Over a hundred years ago, Nietzsche predicted the deterioration of writing quality due to the vast publication movement and the ease of using communication tools. He believed that the industrial age would give a chance to many half writers to publish, which would affect the art of writing negatively.

More than a century separates Nietzsche’s time and ours, and here we see his prophecy turning into a reality.

Artwork by Rofaida Ahmed

A hundred years later, Italian philosopher and novelist Umberto Eco noticed how social media sites are taking poor quality content to large communities, while distinguished materials remains under-exposed. “Tools such as Twitter and Facebook give the right of speech to legions of idiots, who used to chatter in bars only without causing harm to society and would be silenced immediately, but now they have the same right to speak to the public as Noble prize holders. It’s an invasion by the fool”, he said.

Over a hundred years separate Nietzsche and Eco. The first predicted it and the second lived the prophecy as reality, as social media and similar sites work on lowering the taste of nations and reducing the artistic levels of literature, poetry, novels and writing in general.

Therefore, it seems this age we live in is not an age of populism in politics only, but has many parallels at the cultural and intellectual levels.

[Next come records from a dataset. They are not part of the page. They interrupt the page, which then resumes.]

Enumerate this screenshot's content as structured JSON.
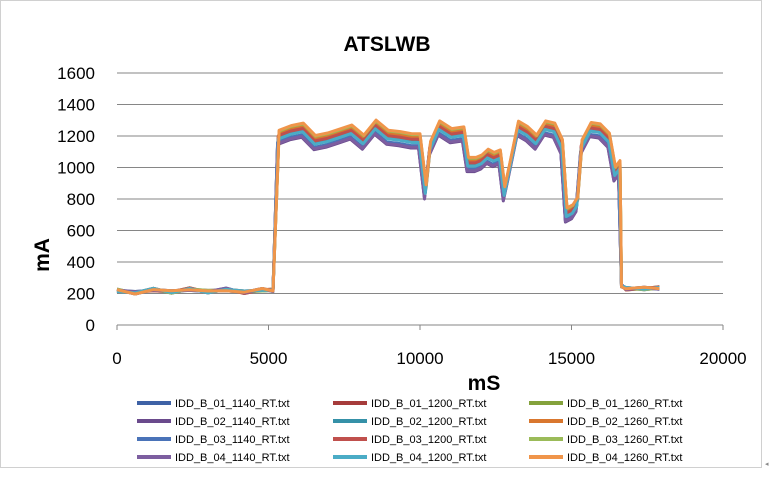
{
  "chart_data": {
    "type": "line",
    "title": "ATSLWB",
    "xlabel": "mS",
    "ylabel": "mA",
    "xlim": [
      0,
      20000
    ],
    "ylim": [
      0,
      1600
    ],
    "x_ticks": [
      "0",
      "5000",
      "10000",
      "15000",
      "20000"
    ],
    "y_ticks": [
      "0",
      "200",
      "400",
      "600",
      "800",
      "1000",
      "1200",
      "1400",
      "1600"
    ],
    "grid": "horizontal",
    "legend_position": "bottom",
    "legend_columns": 3,
    "series": [
      {
        "name": "IDD_B_01_1140_RT.txt",
        "color": "#3e62a6",
        "offset": -40
      },
      {
        "name": "IDD_B_01_1200_RT.txt",
        "color": "#a63c3b",
        "offset": 0
      },
      {
        "name": "IDD_B_01_1260_RT.txt",
        "color": "#84a23c",
        "offset": 30
      },
      {
        "name": "IDD_B_02_1140_RT.txt",
        "color": "#6a4a8c",
        "offset": -50
      },
      {
        "name": "IDD_B_02_1200_RT.txt",
        "color": "#3591a8",
        "offset": -10
      },
      {
        "name": "IDD_B_02_1260_RT.txt",
        "color": "#d9772e",
        "offset": 20
      },
      {
        "name": "IDD_B_03_1140_RT.txt",
        "color": "#4a73b8",
        "offset": -35
      },
      {
        "name": "IDD_B_03_1200_RT.txt",
        "color": "#c0504d",
        "offset": 5
      },
      {
        "name": "IDD_B_03_1260_RT.txt",
        "color": "#9bbb59",
        "offset": 35
      },
      {
        "name": "IDD_B_04_1140_RT.txt",
        "color": "#7d5ea0",
        "offset": -45
      },
      {
        "name": "IDD_B_04_1200_RT.txt",
        "color": "#4bacc6",
        "offset": -15
      },
      {
        "name": "IDD_B_04_1260_RT.txt",
        "color": "#f0954a",
        "offset": 40
      }
    ],
    "base_profile": [
      [
        0,
        220
      ],
      [
        600,
        205
      ],
      [
        1200,
        225
      ],
      [
        1800,
        210
      ],
      [
        2400,
        228
      ],
      [
        3000,
        212
      ],
      [
        3600,
        226
      ],
      [
        4200,
        208
      ],
      [
        4800,
        224
      ],
      [
        5150,
        220
      ],
      [
        5300,
        1220
      ],
      [
        5700,
        1190
      ],
      [
        6100,
        1230
      ],
      [
        6500,
        1175
      ],
      [
        6900,
        1215
      ],
      [
        7300,
        1180
      ],
      [
        7700,
        1230
      ],
      [
        8100,
        1190
      ],
      [
        8500,
        1225
      ],
      [
        8900,
        1185
      ],
      [
        9300,
        1200
      ],
      [
        9700,
        1210
      ],
      [
        9950,
        1150
      ],
      [
        10150,
        850
      ],
      [
        10300,
        1150
      ],
      [
        10600,
        1220
      ],
      [
        11000,
        1195
      ],
      [
        11400,
        1230
      ],
      [
        11550,
        1060
      ],
      [
        11800,
        1000
      ],
      [
        12000,
        1040
      ],
      [
        12200,
        1100
      ],
      [
        12400,
        1020
      ],
      [
        12600,
        1060
      ],
      [
        12750,
        850
      ],
      [
        12900,
        1010
      ],
      [
        13200,
        1230
      ],
      [
        13500,
        1220
      ],
      [
        13800,
        1190
      ],
      [
        14100,
        1220
      ],
      [
        14400,
        1230
      ],
      [
        14650,
        1150
      ],
      [
        14800,
        740
      ],
      [
        15000,
        700
      ],
      [
        15150,
        770
      ],
      [
        15300,
        1160
      ],
      [
        15600,
        1210
      ],
      [
        15900,
        1225
      ],
      [
        16200,
        1190
      ],
      [
        16400,
        1000
      ],
      [
        16550,
        980
      ],
      [
        16650,
        250
      ],
      [
        16800,
        230
      ],
      [
        17400,
        232
      ],
      [
        17900,
        235
      ]
    ]
  }
}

Social media sites today have an ability to impose their ways of writing on writers, telling the writer what they want from them and forcing others to work by their standards. Any writer able to work without this influence is a true writer, truly dedicated to their work, and trained to do the work for its own sake, away from the pressure of chasing bright lights.

Artwork by Rofaida Ahmed

In the midst of this unhealthy climate, the writer forgets that the admiring audience actually consists of people who lack the least comprehension of how to assess its quality. The writer collects praise and moves on happy, thinking that their work is of high quality and innovation. If someone educated, with real interest and knowledge, decided to present an actual critique of that writing, they would collide with the writer’s ego, which is bloated by getting thousands of likes, unable to differentiate between empty praise and actual critique, which would contribute to improving the writing.

Due to the easy process of publishing on those sites, the writer forgets the journey of prolonged effort and suffering that used to be required for the process of writing, editing and proofreading, in order to obtain satisfaction from the publisher and interest from the reader in the times before social media. This is why I think publishing establishments have been filled with novels and other books that do not get attention from readers.

Artwork by Rofaida Ahmed

Social media sites have produced thousands of writers and novelists. But in reality, recent years have not offered writers of the stature we saw in the twentieth century, when we saw hundreds of global authors and a huge collection of classic literary works.

We stop at names like Marquis, Yusa, Saramago, Tolstoy, Dostoyevsky, Hermann Hess, Virginia Woolf, Proust, Andre Gide, Hemingway, Taha Hussein, and many European, American and Arab names, but it seems that the age of social media is not able to give us new names with equal greatness and lasting literature, such as that produced by those great names.

Little by little, literature, and novels in particular, lose their ability to detect, predict, anticipate and diagnose life in its complexity. It is turning this space into a media space, like any other, looking for the satisfaction of a quick and fleeting audience and for a flow of likes based on different motives, not on quality.

Mohammed al-Alimi is a Yemeni author and holder of a Master’s degree in literature. He is a founding member of the Arab Forum for Studies and Research and a member of Bab al-Mandab Center for Strategies.